Das FamG hat mit der angefochtenen Entscheidung den Gegenstandswert für die Hauptsache (vorläufig) auf 2000 EUR und für das einstweilige Anordnungsverfahren auf 1.000 EUR festgesetzt.
Mit ihrer hiergegen gerichteten Beschwerde erstreben die Verfahrensbevollmächtigten der Antragstellerin eine Heraufsetzung der Geschäftswerte auf mindestens 5.000 EUR für die Hauptsache und mindestens 2.000 EUR für das einstweilige Anordnungsverfahren.
II. Die verfahrensrechtlich bedenkenfreie Beschwerde der Verfahrensbevollmächtigten der Antragstellerin führt in der Sache zu einem Teilerfolg.
Die Statthaftigkeit des Rechtsmittels folgt aus § 33 Abs. 3 RVG, weil es einer Wertfestsetzung (bislang) lediglich für die Berechnung der Anwaltsgebühren bedarf.

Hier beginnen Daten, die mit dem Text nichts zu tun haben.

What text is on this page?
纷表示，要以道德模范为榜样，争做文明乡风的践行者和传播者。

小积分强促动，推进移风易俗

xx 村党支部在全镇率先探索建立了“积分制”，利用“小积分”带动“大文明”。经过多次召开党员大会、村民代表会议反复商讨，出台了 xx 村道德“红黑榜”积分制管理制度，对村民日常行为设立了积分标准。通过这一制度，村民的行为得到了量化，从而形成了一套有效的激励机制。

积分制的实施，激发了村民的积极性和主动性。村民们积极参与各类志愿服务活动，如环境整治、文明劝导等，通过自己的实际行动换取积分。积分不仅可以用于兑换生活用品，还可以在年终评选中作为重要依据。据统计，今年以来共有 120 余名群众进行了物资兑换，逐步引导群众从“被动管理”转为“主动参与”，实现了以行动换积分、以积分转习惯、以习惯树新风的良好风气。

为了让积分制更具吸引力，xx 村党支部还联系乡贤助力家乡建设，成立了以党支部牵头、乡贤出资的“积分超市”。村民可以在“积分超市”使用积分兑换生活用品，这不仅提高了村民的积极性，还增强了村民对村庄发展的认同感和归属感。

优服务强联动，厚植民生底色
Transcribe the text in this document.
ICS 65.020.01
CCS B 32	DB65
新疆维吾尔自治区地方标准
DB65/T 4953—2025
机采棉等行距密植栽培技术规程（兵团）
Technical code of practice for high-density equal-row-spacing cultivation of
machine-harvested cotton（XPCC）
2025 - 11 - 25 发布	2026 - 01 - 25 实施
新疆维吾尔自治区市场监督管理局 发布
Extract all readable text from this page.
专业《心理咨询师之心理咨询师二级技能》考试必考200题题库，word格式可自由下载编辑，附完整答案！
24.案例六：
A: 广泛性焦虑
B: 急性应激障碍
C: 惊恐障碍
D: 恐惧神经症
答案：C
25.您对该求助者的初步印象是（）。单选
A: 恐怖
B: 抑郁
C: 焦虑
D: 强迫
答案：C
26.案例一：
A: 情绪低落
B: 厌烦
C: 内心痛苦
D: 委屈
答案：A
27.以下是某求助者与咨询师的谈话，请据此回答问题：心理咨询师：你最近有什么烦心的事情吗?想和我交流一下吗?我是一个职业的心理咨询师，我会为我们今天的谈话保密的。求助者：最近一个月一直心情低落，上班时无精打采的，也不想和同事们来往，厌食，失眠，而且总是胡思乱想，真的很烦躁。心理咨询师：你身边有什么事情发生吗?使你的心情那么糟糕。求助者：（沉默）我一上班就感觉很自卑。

Gerichtsgebühren sind (noch) nicht angefallen. Für das Hauptsacheverfahren werden gem. § 100a Abs. 1 KostO Gerichtsgebühren nur im Falle einer hier (noch) nicht erfolgten abschließenden Sachentscheidung erhoben; einstweilige Anordnungsverfahren nach § 64b Abs. 3 FGG im Rahmen selbständiger Familiensachen nach § 621 Abs. 1 Nr. 13 ZPO sind gerichtsgebührenfrei.
Da Hauptsacheverfahren und Verfahren auf Erlass einer einstweiligen Anordnung verschiedene Angelegenheiten sind (§ 17 Nr. 4 RVG), sind für beide Verfahrensgegenstände jeweils eigene Werte festzusetzen.
Werden - wie hier (Anträge 1+2) - in einem Verfahren sowohl Maßnahmen nach § 1 Gewaltschutzgesetz als auch solche nach § 2 der genannten Vorschrift begehrt, so handelt es sich um zwei unterschiedliche Verfahrensgegenstände, die jeweils getrennt zu bewerten sind. Für die Bemessung des Gegenstandswertes des Verfahrens sind beide Werte zusammen zu rechnen (§ 22 Abs. 1 RVG).
(1) Der Geschäftswert für Familiensachen betreffend Maßnahmen nach dem Gewaltschutzgesetz (§ 621 Abs. 1 Nr. 13 ZPO) bestimmt sich gem. § 100a Abs. 2 KostO nach § 30 Abs. 2 KostO. § 100a Abs. 2 KostO kommt als Spezialvorschrift gegenüber § 100 Abs. 3 KostO auch für Gewaltschutzverfahren zur Anwendung, die die Überlassung der gemeinsamen Wohnung zum Gegenstand haben (vgl. Hartmann, Kostengesetze, 36. Aufl., § 100a KostO Rz. 1).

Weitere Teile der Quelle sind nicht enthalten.